Il recupero crediti è l’insieme delle attività svolte per riscuotere somme di denaro dovute da clienti o debitori che non hanno rispettato i termini di pagamento concordati.
Nel mondo commerciale, l’esito positivo di una qualsiasi procedura di recupero è subordinato a diversi fattori concomitanti, tra cui principalmente la preventiva predisposizione di idonee fonti di prova, prima di tutto documentali, e la rapidità di azione.
Identificata la natura del debito ed i documenti atti a dimostrare l’obbligo di pagamento (contratti, fatture, titoli, garanzie, etc.), è opportuno procedere con la formale costituzione in mora del debitore, ovvero con un tentativo stragiudiziale di recupero, a mezzo racc/ar o p.e.c., che si sostanzia in un invito al pagamento fatto dal creditore al debitore per iscritto, dalla quale la legge fa scaturire determinati effetti.
Contestualmente, è opportuno procedere ad una adeguata ricerca di informazioni sulla solvibilità del debitore, ossia accertare, per quanto possibile, la sua situazione patrimoniale e la capacità di pagare il debito, attraverso indagini patrimoniali e finanziarie che consentano di fare una previsione sulla possibilità di escutere positivamente il suo patrimonio a seguito dell’ottenimento di un titolo.
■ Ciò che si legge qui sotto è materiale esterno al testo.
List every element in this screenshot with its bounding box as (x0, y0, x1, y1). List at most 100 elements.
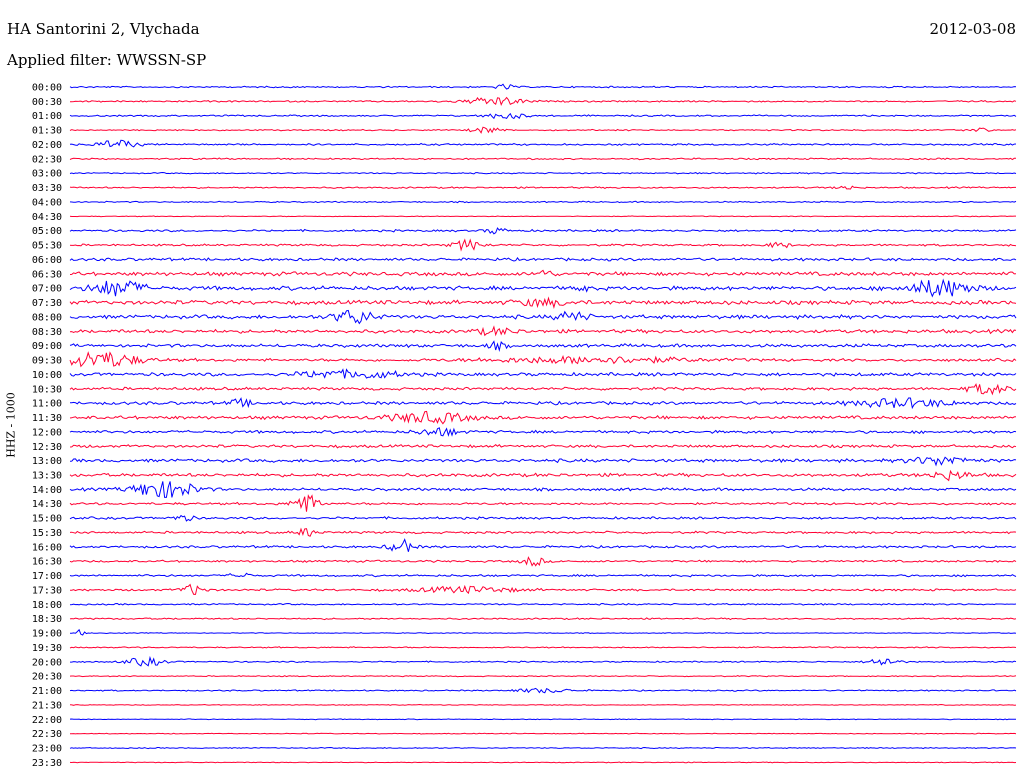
seismic-trace (69, 340, 1017, 353)
seismic-trace (69, 278, 1017, 298)
seismic-trace (69, 126, 1017, 134)
trace-time-label: 17:30 (32, 585, 62, 596)
seismic-trace (69, 215, 1016, 218)
seismic-trace (69, 617, 1017, 621)
seismic-trace (69, 200, 1017, 204)
seismic-trace (69, 675, 1017, 678)
trace-time-label: 11:00 (32, 399, 62, 410)
seismic-trace (69, 139, 1017, 148)
trace-time-label: 15:00 (32, 514, 62, 525)
seismic-trace (69, 761, 1017, 764)
trace-time-label: 18:00 (32, 600, 62, 611)
trace-time-label: 02:00 (32, 140, 62, 151)
seismic-trace (69, 257, 1017, 262)
seismic-trace (70, 655, 1017, 667)
seismic-trace (69, 527, 1017, 537)
seismic-trace (69, 572, 1017, 578)
seismic-trace (69, 718, 1016, 721)
seismic-trace (69, 351, 1017, 368)
seismic-trace (69, 325, 1017, 337)
trace-time-label: 19:30 (32, 643, 62, 654)
trace-time-label: 15:30 (32, 528, 62, 539)
seismic-trace (69, 171, 1017, 175)
trace-time-label: 16:00 (32, 542, 62, 553)
trace-time-label: 06:00 (32, 255, 62, 266)
trace-time-label: 17:00 (32, 571, 62, 582)
seismic-trace (69, 514, 1017, 522)
trace-time-label: 03:00 (32, 169, 62, 180)
seismic-trace (69, 556, 1017, 567)
seismic-trace (69, 83, 1017, 90)
seismic-trace (69, 456, 1017, 467)
trace-time-label: 19:00 (32, 629, 62, 640)
trace-time-label: 10:00 (32, 370, 62, 381)
seismic-trace (70, 732, 1017, 735)
trace-time-label: 08:30 (32, 327, 62, 338)
trace-time-label: 05:00 (32, 226, 62, 237)
seismic-trace (69, 410, 1017, 425)
trace-time-label: 21:00 (32, 686, 62, 697)
trace-time-label: 22:30 (32, 729, 62, 740)
trace-time-label: 12:30 (32, 442, 62, 453)
trace-time-label: 13:00 (32, 456, 62, 467)
trace-time-label: 12:00 (32, 427, 62, 438)
seismic-trace (69, 746, 1017, 750)
station-title: HA Santorini 2, Vlychada (7, 20, 200, 38)
trace-time-label: 23:00 (32, 744, 62, 755)
trace-time-label: 11:30 (32, 413, 62, 424)
filter-label: Applied filter: WWSSN-SP (7, 51, 207, 69)
seismic-trace (69, 538, 1017, 552)
seismic-trace (69, 427, 1017, 437)
seismic-trace (69, 628, 1017, 636)
seismic-trace (69, 383, 1017, 396)
trace-time-label: 23:30 (32, 758, 62, 769)
trace-time-label: 00:30 (32, 97, 62, 108)
trace-time-label: 14:00 (32, 485, 62, 496)
trace-time-label: 07:00 (32, 284, 62, 295)
trace-time-label: 06:30 (32, 269, 62, 280)
trace-time-label: 05:30 (32, 241, 62, 252)
seismic-trace (69, 368, 1017, 379)
seismic-trace (69, 238, 1017, 252)
seismic-trace (69, 703, 1017, 706)
seismic-trace (69, 296, 1017, 310)
trace-time-label: 09:30 (32, 356, 62, 367)
trace-time-label: 04:30 (32, 212, 62, 223)
seismic-trace (69, 397, 1017, 410)
seismic-trace (69, 157, 1016, 161)
seismic-trace (69, 469, 1017, 482)
trace-time-label: 08:00 (32, 312, 62, 323)
seismic-trace (69, 112, 1017, 120)
trace-time-label: 20:00 (32, 657, 62, 668)
trace-time-label: 10:30 (32, 384, 62, 395)
trace-time-label: 18:30 (32, 614, 62, 625)
seismic-trace (69, 481, 1017, 498)
trace-time-label: 14:30 (32, 499, 62, 510)
trace-time-label: 21:30 (32, 700, 62, 711)
trace-time-label: 22:00 (32, 715, 62, 726)
trace-time-label: 13:30 (32, 470, 62, 481)
seismic-trace (69, 96, 1017, 106)
trace-time-label: 07:30 (32, 298, 62, 309)
trace-time-label: 00:00 (32, 83, 62, 94)
record-date: 2012-03-08 (929, 20, 1016, 38)
seismic-trace (69, 309, 1017, 325)
seismic-trace (69, 185, 1016, 190)
trace-time-label: 02:30 (32, 154, 62, 165)
trace-time-label: 16:30 (32, 557, 62, 568)
seismic-trace (69, 646, 1017, 649)
seismic-trace (69, 602, 1017, 606)
seismic-trace (69, 583, 1017, 595)
trace-time-label: 01:30 (32, 126, 62, 137)
trace-time-label: 03:30 (32, 183, 62, 194)
trace-time-label: 04:00 (32, 197, 62, 208)
trace-time-label: 09:00 (32, 341, 62, 352)
seismic-trace (69, 494, 1017, 512)
trace-time-label: 01:00 (32, 111, 62, 122)
seismic-trace (69, 227, 1017, 235)
seismic-trace (69, 687, 1017, 694)
trace-time-label: 20:30 (32, 672, 62, 683)
seismic-trace (69, 443, 1017, 449)
seismic-trace (69, 269, 1017, 277)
Qualora il tentativo stragiudiziale non abbia esito positivo, decorso il termine concesso (generalmente 15 giorni), sarà necessario procedere in giudizio, con procedure diverse a seconda della ragione giustificativa del credito, ed in particolare:
- se il credito è incorporato in un titolo di credito (cambiale, assegno bancario o altri documenti ai quali la legge attribuisce la medesima efficacia), alla scadenza, laddove sottoposto a formale protesto, questo diviene automaticamente esecutivo ed è possibile procedere subito ad un’azione di recupero coattivo mediante la notifica di un Atto di Precetto;
- se il credito è portato da prova scritta, ossia fatture, contratti o altre fonti documentali non aventi carattere immediatamente esecutivo, occorre richiedere al Giudice competente (Giudice di Pace fino a 10.000,00 € di valore, Tribunale per valori superiori) una ingiunzione di pagamento, subordinatamente all’esistenza di una prova scritta;
- il decreto ingiuntivo che ne scaturirà andrà notificato al debitore, il quale avrà a disposizione un termine di 40 giorni per proporre eventuale opposizione, in mancanza della quale, versata la relativa imposta di registro, diverrà esecutivo a tutti gli effetti di legge;
- vi sono tuttavia dei casi in cui il Giudice, su richiesta di parte, in presenza di gravi motivi, concede fin da subito la provvisoria esecutorietà, e ciò consente al creditore che poter eseguire immediatamente il titolo ottenuto, fermo restando per il debitore il diritto di opporsi nei termini concessi;
- se il credito non è fondato su prova scritta o di pronta soluzione (si pensi ad esempio ad un accordo verbale), non potrà utilizzarsi la procedura di decreto ingiuntivo, ma sarà necessario procedere per le vie ordinarie, con una causa di cognizione, di durata e costi decisamente superiori, al fine di pervenire ad una sentenza di condanna che costituisca titolo esecutivo;
- laddove non si proceda con decreto ingiuntivo e sia necessaria la causa ordinaria, sussiste altresì la condizione di procedibilità della negoziazione assistita, per crediti di valore non superiore a 50 mila euro, il chè spesso rappresenta un appesantimento di costi e tempi.

Una volta ottenuto il titolo esecutivo nelle forme e nei modi sopra citati, qualora il debitore non adempia spontaneamente, sarà necessario porre in essere un’azione esecutiva vera e propria, previa notifica dell’Atto di Precetto, inteso come invito ad adempiere in via ultimativa nei 10 giorni successivi.
L’azione esecutiva inizia col pignoramento, che potrà assumere le forme del pignoramento su beni mobili (attrezzature, mobilio, autovetture, denaro, preziosi, etc.), del pignoramento immobiliare (su immobili intestati al debitore) e del pignoramento presso terzi (stipendi, saldi di conto corrente, quote sociali, crediti, etc.), con procedure da instaurarsi nei termini di legge innanzi al Tribunale competente.
Tutto il settore del recupero crediti sconta un tecnicismo particolare che è bene conoscere, e per questo è necessario affidarsi a professionisti competenti.